The man’s mouth opened, but no words came, and Eskkar repeated the question, shaking the man as he did. “Which way!”

The man pointed to the left, and Eskkar kept his grip on the man as they resumed walking, dragging his unwilling guide with him. The lane twisted left and forked again, but this time Eskkar had only to look at the man, and he gestured the way. A few more steps and Eskkar could see his destination. He loosened his grip a little. “Return to your house and keep silent, or I’ll slit your throat!” He pushed the man aside and increased his pace.

Fire blazed from the outer fence, and two watch fires had been lit in fire pits on either side of the gate. Sisuthros’s arrows would have started fires in several places, and now his men, shooting from the darkness, would be targeting any defenders who attempted to put out the flames.

Ninazu’s men had recovered from their shock. Men raced to the ramparts, and cries for water echoed all around them. A dozen villagers, pressed into service, carried buckets of water from the well to extinguish the arrows in the gate.

Eskkar paid no attention to all that, his eyes searching until he saw what he wanted. A house with a low roof that faced the open ground behind the gate. The passage to the house remained closed, but even as Eskkar approached, prepared to put his shoulder to it, the door opened. An elderly woman wearing nothing but a loose shift bumped into him, obviously intending to see what all the commotion was about. Instead, Eskkar pushed her back in, his hand over her mouth to keep her silent, though she seemed too frightened to cry out.

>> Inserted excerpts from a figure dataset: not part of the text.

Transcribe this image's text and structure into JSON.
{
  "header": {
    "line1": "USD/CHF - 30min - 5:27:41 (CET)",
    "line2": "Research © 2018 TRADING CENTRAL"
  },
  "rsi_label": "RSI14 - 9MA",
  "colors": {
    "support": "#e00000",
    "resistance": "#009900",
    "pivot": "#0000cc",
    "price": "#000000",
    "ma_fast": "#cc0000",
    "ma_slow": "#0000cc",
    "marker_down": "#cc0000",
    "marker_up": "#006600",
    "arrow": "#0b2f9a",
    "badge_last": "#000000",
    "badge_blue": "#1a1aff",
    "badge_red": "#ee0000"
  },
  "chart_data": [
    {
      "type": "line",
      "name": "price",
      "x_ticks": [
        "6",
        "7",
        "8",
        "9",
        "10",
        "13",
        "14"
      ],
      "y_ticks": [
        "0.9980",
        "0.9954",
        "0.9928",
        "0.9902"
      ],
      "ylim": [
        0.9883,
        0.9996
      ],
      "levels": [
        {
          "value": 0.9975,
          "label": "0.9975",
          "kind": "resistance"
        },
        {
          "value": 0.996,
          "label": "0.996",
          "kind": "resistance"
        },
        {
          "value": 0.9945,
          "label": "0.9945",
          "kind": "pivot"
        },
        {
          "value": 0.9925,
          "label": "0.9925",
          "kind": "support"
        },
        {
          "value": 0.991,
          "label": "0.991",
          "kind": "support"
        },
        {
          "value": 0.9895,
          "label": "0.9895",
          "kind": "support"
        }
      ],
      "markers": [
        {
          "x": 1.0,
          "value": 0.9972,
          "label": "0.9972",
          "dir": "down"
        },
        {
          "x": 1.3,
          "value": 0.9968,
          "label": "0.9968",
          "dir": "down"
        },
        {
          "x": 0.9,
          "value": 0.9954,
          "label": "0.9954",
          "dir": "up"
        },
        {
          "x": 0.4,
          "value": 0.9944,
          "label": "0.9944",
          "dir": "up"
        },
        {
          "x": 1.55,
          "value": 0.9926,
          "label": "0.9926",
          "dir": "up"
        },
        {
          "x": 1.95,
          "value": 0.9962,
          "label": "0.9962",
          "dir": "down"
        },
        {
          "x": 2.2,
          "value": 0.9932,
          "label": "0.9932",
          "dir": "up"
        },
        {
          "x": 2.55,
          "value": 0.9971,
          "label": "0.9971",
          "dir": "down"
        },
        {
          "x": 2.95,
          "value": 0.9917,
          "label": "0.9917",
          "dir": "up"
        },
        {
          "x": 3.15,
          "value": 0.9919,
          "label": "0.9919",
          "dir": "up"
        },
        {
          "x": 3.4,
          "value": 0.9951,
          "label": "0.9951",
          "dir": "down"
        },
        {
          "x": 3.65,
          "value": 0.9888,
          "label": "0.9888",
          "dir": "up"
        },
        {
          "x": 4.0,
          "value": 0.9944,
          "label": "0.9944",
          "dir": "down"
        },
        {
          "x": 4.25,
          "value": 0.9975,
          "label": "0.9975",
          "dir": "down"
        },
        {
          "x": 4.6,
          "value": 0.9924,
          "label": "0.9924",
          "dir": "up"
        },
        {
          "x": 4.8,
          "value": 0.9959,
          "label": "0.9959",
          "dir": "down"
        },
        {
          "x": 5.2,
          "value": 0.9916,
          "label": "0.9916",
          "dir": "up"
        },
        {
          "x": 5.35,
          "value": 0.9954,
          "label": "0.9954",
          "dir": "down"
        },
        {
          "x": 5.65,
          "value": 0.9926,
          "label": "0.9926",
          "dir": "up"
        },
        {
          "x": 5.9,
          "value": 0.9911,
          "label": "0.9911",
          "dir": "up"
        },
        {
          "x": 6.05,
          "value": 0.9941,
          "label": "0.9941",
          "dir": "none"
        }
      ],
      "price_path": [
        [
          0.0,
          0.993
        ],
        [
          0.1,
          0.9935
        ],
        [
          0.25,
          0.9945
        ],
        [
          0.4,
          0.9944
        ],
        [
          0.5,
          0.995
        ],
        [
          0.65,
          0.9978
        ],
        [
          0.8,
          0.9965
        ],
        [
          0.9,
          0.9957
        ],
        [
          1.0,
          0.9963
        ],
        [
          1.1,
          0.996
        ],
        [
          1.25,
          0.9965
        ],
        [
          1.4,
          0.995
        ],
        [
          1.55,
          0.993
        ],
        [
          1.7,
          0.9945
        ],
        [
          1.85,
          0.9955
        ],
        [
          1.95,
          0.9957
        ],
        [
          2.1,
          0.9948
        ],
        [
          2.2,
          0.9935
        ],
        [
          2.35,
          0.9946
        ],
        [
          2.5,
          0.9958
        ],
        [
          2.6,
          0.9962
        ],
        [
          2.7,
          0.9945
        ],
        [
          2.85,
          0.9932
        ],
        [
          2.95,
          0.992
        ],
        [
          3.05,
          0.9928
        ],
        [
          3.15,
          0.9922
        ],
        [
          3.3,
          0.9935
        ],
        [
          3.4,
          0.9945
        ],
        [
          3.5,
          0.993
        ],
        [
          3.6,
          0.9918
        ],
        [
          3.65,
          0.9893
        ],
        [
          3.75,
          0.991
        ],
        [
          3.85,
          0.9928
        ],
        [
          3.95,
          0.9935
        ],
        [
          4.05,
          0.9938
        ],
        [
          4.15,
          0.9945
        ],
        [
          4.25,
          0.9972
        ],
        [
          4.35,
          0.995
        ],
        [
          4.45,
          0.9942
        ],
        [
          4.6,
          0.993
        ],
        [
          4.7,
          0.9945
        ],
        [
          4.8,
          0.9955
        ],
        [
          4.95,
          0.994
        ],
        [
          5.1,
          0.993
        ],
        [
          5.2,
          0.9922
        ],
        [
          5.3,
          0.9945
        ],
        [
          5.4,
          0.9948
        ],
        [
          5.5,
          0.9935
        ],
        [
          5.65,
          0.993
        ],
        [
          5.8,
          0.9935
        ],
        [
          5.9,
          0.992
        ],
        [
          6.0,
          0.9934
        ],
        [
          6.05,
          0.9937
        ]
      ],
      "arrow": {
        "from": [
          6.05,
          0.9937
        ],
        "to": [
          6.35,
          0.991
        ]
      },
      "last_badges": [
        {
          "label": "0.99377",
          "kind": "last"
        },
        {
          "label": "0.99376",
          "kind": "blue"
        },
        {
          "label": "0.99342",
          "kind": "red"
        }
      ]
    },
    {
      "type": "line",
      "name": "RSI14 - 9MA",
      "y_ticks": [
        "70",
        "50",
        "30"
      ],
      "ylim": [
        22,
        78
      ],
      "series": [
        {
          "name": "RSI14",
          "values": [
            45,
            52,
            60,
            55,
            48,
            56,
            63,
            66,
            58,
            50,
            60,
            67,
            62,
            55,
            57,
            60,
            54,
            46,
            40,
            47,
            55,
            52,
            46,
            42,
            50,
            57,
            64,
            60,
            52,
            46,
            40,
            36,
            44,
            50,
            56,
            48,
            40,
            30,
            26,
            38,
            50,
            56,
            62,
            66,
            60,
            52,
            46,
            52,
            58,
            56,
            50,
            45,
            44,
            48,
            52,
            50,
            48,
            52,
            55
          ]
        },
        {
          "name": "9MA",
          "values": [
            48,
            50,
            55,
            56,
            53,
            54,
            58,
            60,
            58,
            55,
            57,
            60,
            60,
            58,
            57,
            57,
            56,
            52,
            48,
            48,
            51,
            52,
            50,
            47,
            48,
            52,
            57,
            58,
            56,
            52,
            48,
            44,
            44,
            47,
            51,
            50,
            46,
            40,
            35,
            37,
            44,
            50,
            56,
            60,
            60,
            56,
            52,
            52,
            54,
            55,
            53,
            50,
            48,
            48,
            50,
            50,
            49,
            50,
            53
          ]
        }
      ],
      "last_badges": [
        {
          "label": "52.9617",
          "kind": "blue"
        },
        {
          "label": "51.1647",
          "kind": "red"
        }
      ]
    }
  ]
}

Inside, two more women and some children had roused themselves, fearful at the sounds of fighting that now rang through the village. Grond swept them together into a corner of the hut. “Keep your mouths shut if you want to live,” he ordered.

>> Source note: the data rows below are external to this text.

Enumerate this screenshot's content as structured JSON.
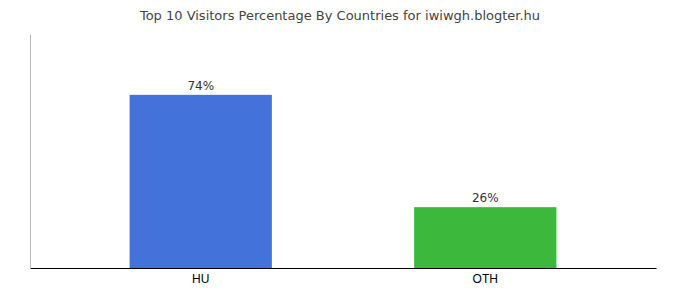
{
  "chart_data": {
    "type": "bar",
    "title": "Top 10 Visitors Percentage By Countries for iwiwgh.blogter.hu",
    "categories": [
      "HU",
      "OTH"
    ],
    "values": [
      74,
      26
    ],
    "value_labels": [
      "74%",
      "26%"
    ],
    "colors": [
      "#4472db",
      "#3cb83c"
    ],
    "ylim": [
      0,
      100
    ],
    "grid": false,
    "data_labels": true,
    "tick_labels": "x"
  }
}
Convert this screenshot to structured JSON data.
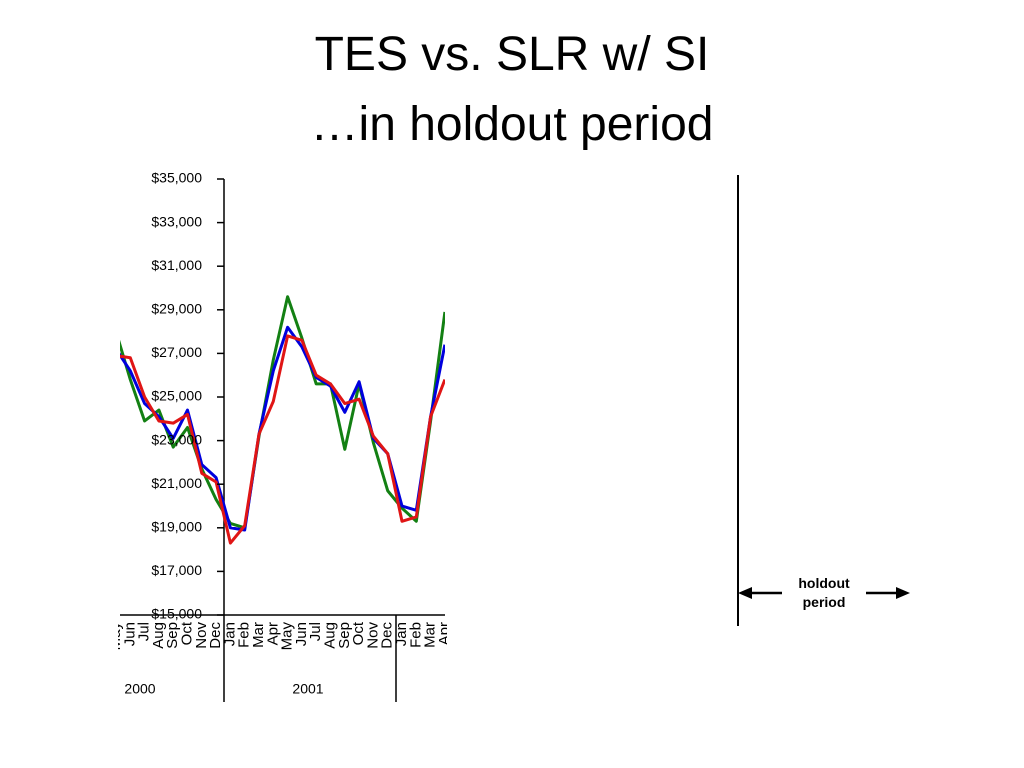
{
  "chart_data": {
    "type": "line",
    "title": "TES vs. SLR w/ SI",
    "subtitle": "…in holdout period",
    "annotation": "holdout period",
    "categories": [
      "May",
      "Jun",
      "Jul",
      "Aug",
      "Sep",
      "Oct",
      "Nov",
      "Dec",
      "Jan",
      "Feb",
      "Mar",
      "Apr",
      "May",
      "Jun",
      "Jul",
      "Aug",
      "Sep",
      "Oct",
      "Nov",
      "Dec",
      "Jan",
      "Feb",
      "Mar",
      "Apr"
    ],
    "x_groups": [
      "2000",
      "2001"
    ],
    "series": [
      {
        "color": "#138013",
        "values": [
          28000,
          25800,
          23900,
          24400,
          22700,
          23600,
          21700,
          20300,
          19200,
          19000,
          23200,
          26700,
          29600,
          27700,
          25600,
          25600,
          22600,
          25600,
          22900,
          20700,
          19900,
          19300,
          23900,
          28900
        ]
      },
      {
        "color": "#0000dd",
        "values": [
          27200,
          26200,
          24700,
          24100,
          23100,
          24400,
          21900,
          21300,
          19000,
          18900,
          23300,
          26200,
          28200,
          27300,
          25900,
          25500,
          24300,
          25700,
          23100,
          22400,
          20000,
          19800,
          24100,
          27400
        ]
      },
      {
        "color": "#e01515",
        "values": [
          26900,
          26800,
          25000,
          23900,
          23800,
          24200,
          21500,
          21100,
          18300,
          19100,
          23300,
          24800,
          27800,
          27600,
          26000,
          25600,
          24700,
          24900,
          23200,
          22400,
          19300,
          19500,
          24100,
          25800
        ]
      }
    ],
    "ylim": [
      15000,
      35000
    ],
    "yticks": [
      {
        "value": 15000,
        "label": "$15,000"
      },
      {
        "value": 17000,
        "label": "$17,000"
      },
      {
        "value": 19000,
        "label": "$19,000"
      },
      {
        "value": 21000,
        "label": "$21,000"
      },
      {
        "value": 23000,
        "label": "$23,000"
      },
      {
        "value": 25000,
        "label": "$25,000"
      },
      {
        "value": 27000,
        "label": "$27,000"
      },
      {
        "value": 29000,
        "label": "$29,000"
      },
      {
        "value": 31000,
        "label": "$31,000"
      },
      {
        "value": 33000,
        "label": "$33,000"
      },
      {
        "value": 35000,
        "label": "$35,000"
      }
    ]
  }
}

Meanwhile Eskkar climbed the flimsy ladder that opened on to the roof.

From the housetop, torches and the burning fence illuminated the scene before him. He knelt down, taking everything in as he studied the situation.

The outer palisade blazed in three places, and without immediate water, the fire would soon be unstoppable. Villagers with water buckets rushed about, pouring water down the palisade. On the ground just inside the main gate a dozen men stood, two of them with arrows still protruding from them. Ninazu’s men struggled to fight the fire and the attackers at the same time, while others rounded up more villagers to bring water.

Eskkar noticed plenty of men carrying weapons and standing about, talking loudly and gesturing in frustration. Obviously Ninazu hadn’t lost too many in his attack on the camp. Eskkar guessed that most of the bandits had turned and run back as soon as they realized their foes waited for them. He sought to pick out the leaders, those trying to restore order to the mass of confused and panicky men.